This was an exciting, yet nerving position because as the interpreter you must convey all that is spoken into ASL. Since this is one of my first times interpreting cold material with a team, I was not able to fully utilize my resources. For example, I forgot that I had a team member, and thus I forgot to look at her for feeds. While interpreting, I felt as though I was able to facilitate the main points of the message. However, I felt as though I could have been more prepared.
The Support Role
Although one is not interpreting while playing the support role, it is still a vital aspect to interpreting. As the supporting interpreter, one has to process the audio message, process the visual message, and then be able to give "feeds" whenever the interpreter in the hot seat needs assistance. It is a challenging position because as the support, one has to know what kinds of "feeds" to give, when to give them, and how to give them effectively. I found the first challenge to be difficult becuase I could not find the one word that the interpreter was looking for. For example, if the interpreter looked at me, I had to process the audio message, the visual message, and the interpreter's thoughts
I was so excited to be able to fully discuss something that was important or interesting to me, that was not interpreting. After hearing several peer's interest, my excitement grew. As the speaker, I did not feel very nervous because I had grown up in a Co-op where giving speeches was normal, as well as unavoidable. Thus, I felt confident. However, because this topic is interesting to me, it was difficult to see the disinterest in my audience's eyes, as I explained the technical details. As a result, I sped up my presentation as to grab the audience's attention again.

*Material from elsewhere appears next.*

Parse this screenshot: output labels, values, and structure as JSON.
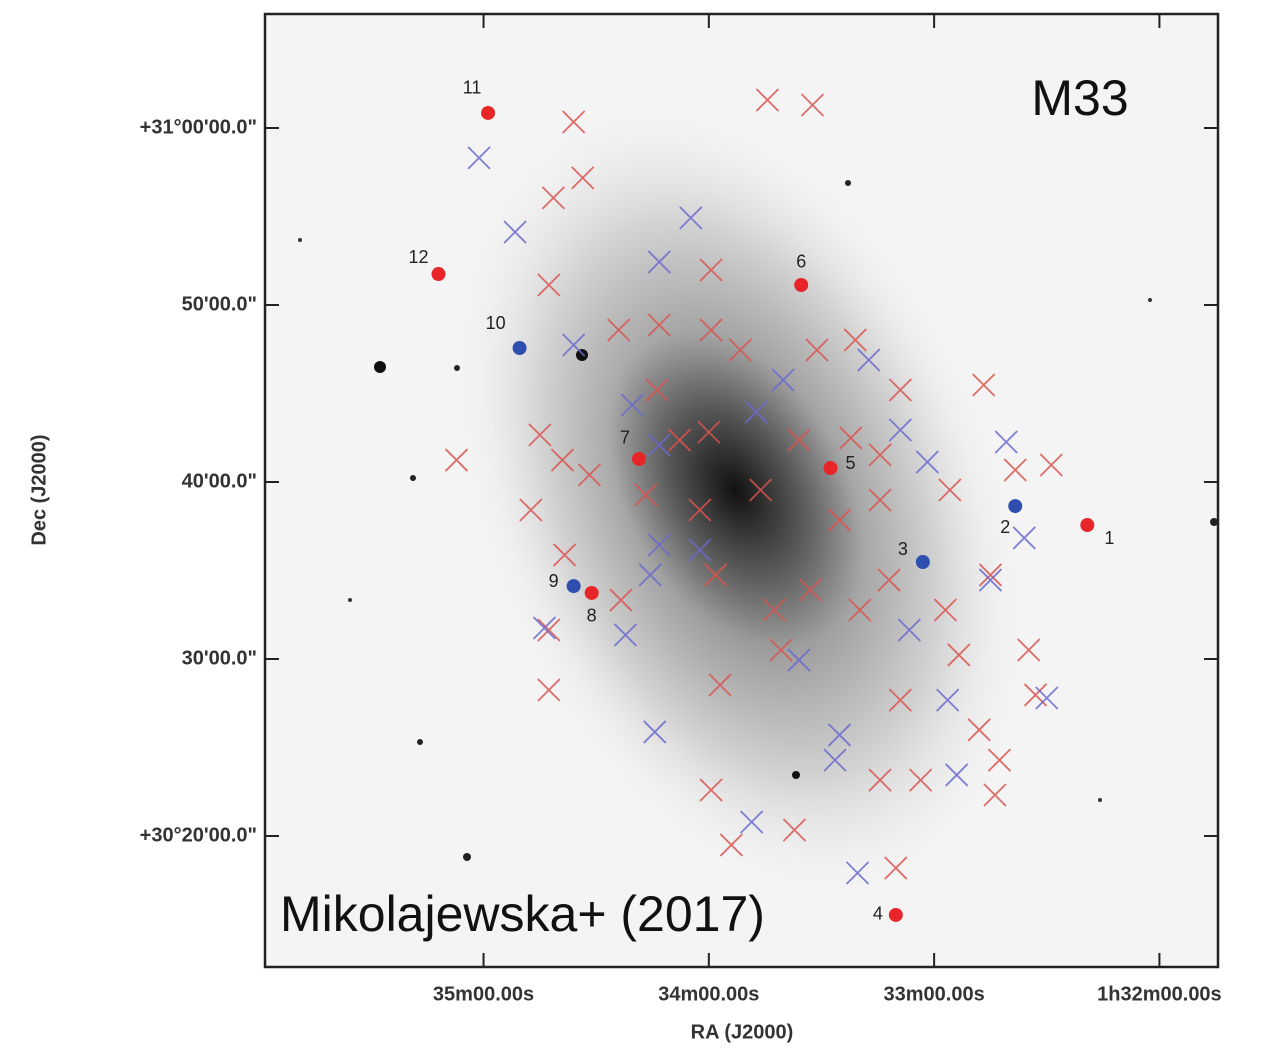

As the deaf consumer, I felt overwhelmed; my attention had to shift between looking at the power point, watching the interpreter, and taking notes. At the end of the class, I did not have many notes at all, but I felt as though I learned a decent amount about the topic. At the end, during the question and answer time, I also was confused as to who was talking. However, my interpreter clarified by stating the names of the people she did know. Also, that part was a challenge, because I forgot I was deaf; sometimes I would turn around to face the speaker, then I realized I could not hear them and turned back around to face the interpreter.